Ansgar Beckervordersandfort, Andreas Sielker
Rz. 15
Unter Geschwistern, Cousins oder in Senior/Junior-Konstellationen gibt es außergewöhnliche Dream Teams. Aber sie sind nicht die Regel. Es empfiehlt sich, die jeweilige Situation unverklärt zu betrachten, und dort, wo die Zusammenarbeit belastet ist, für Entlastung zu sorgen. Das gilt unabhängig von der Ebene, auf der Kooperation notwendig ist: ob im Gesellschafterkreis, im Zusammenspiel von Gesellschaftern und Geschäftsführung, im Geschäftsführungsteam oder zwischen Geschäftsführung und Mitarbeitern.
Rz. 16
Häufig ist zu beobachten, dass Zuständigkeiten von Familienmitgliedern nicht klar sind. Entweder wurden sie nie besprochen (der Junior, dem kein Aufgabenfeld beim Einstieg ins Unternehmen vorgegeben wurde) oder sie werden permanenten Veränderungen unterworfen, weil es die Umstände offenbar erfordern. Darüber hinaus fühlen sich Familienmitglieder im Unternehmen bisweilen für quasi alles zuständig, was sie z.B. von ihrem Verantwortungsgefühl als Gesellschafter oder als Mitglied der Unternehmerfamilie ableiten. Ähnlich gelagert sind Beispiele, in denen der Senior – wohlmeinend oder mangels Zutrauen oder aus Gewohnheit – direkt auf die Mitarbeiter des Juniors zugreift. In allen diesen Fällen sind die Grenzen der Zuständigkeit unklar oder werden (systematisch) verletzt. Das belastet Kooperation, sorgt für Konflikte und ist eine verbreitete Ursache von Streit und Stillstand.
Rz. 17
Selbst klar geregelte und respektierte Verantwortlichkeiten führen nicht automatisch zu guter Zusammenarbeit.

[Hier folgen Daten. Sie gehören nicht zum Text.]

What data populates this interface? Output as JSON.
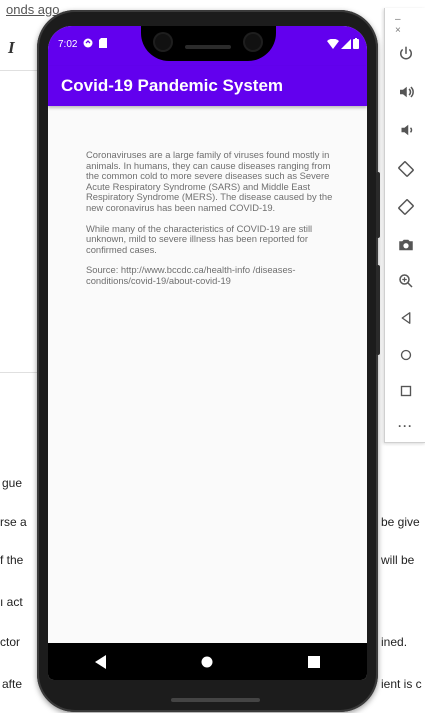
{
  "background_doc": {
    "link_fragment": "onds ago",
    "italic_button": "I",
    "lines": [
      {
        "left": "gue",
        "right": ""
      },
      {
        "left": "rse a",
        "right": "be give"
      },
      {
        "left": "f the",
        "right": "will be"
      },
      {
        "left": "ı act",
        "right": ""
      },
      {
        "left": "ctor",
        "right": "ined."
      },
      {
        "left": "afte",
        "right": "ient is c"
      }
    ]
  },
  "emulator_toolbar": {
    "window_controls": "– ×",
    "buttons": [
      "power-icon",
      "volume-up-icon",
      "volume-down-icon",
      "rotate-left-icon",
      "rotate-right-icon",
      "camera-icon",
      "zoom-icon",
      "back-icon",
      "home-icon",
      "overview-icon",
      "more-icon"
    ],
    "more_label": "···"
  },
  "phone": {
    "status_bar": {
      "time": "7:02",
      "background": "#6200ee"
    },
    "app_bar": {
      "title": "Covid-19 Pandemic System",
      "color": "#6200ee"
    },
    "content": {
      "paragraph_1": "Coronaviruses are a large family of viruses found mostly in animals. In humans, they can cause diseases ranging from the common cold to more severe diseases such as Severe Acute Respiratory Syndrome (SARS) and Middle East Respiratory Syndrome (MERS). The disease caused by the new coronavirus has been named COVID-19.",
      "paragraph_2": "While many of the characteristics of COVID-19 are still unknown, mild to severe illness has been reported for confirmed cases.",
      "paragraph_3": "Source: http://www.bccdc.ca/health-info /diseases-conditions/covid-19/about-covid-19"
    },
    "nav_bar": [
      "back-icon",
      "home-icon",
      "overview-icon"
    ]
  }
}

Nicht immer bilden Familienmitglieder ein stimmiges Team. Mitunter fehlt es an Verständnis für einander, Kommunikationsfähigkeit, Rationalität usw. Und es kommt vor, dass Familienmitglieder, die pflichtschuldig Aufgaben übernehmen, die ihren Neigungen nicht entsprechen, diese nicht zu ihrer und anderer Zufriedenheit ausfüllen. Das belastet die Zusammenarbeit.
Rz. 18
Es ist nützlich anzuerkennen, dass Familienunternehmen oder komplexe Vermögen hohe Anforderungen an die Zusammenarbeit von Familienmitgliedern stellen. Diese Herausforderungen zu tabuisieren oder die Probleme zu dramatisieren führt nicht zu einer Atmosphäre, in der konstruktive Lösungen im Sinne des Unternehmens und im Sinne der Familie gefunden werden. Versachlichung, Trennung von Funktion und Person, Verringerung von Komplexität, indem die Funktionen im Unternehmen voneinander abgegrenzt und die Verantwortlichkeiten geklärt werden, ist Teil des Familienstrategieprozesses. Zu berücksichtigen ist dabei, in welchem Maße die Familie kooperationsbereit und -fähig ist. Das entscheidet über die Wahl der jeweils geeigneten Strukturen, Regeln und Entlastungsmechanismen.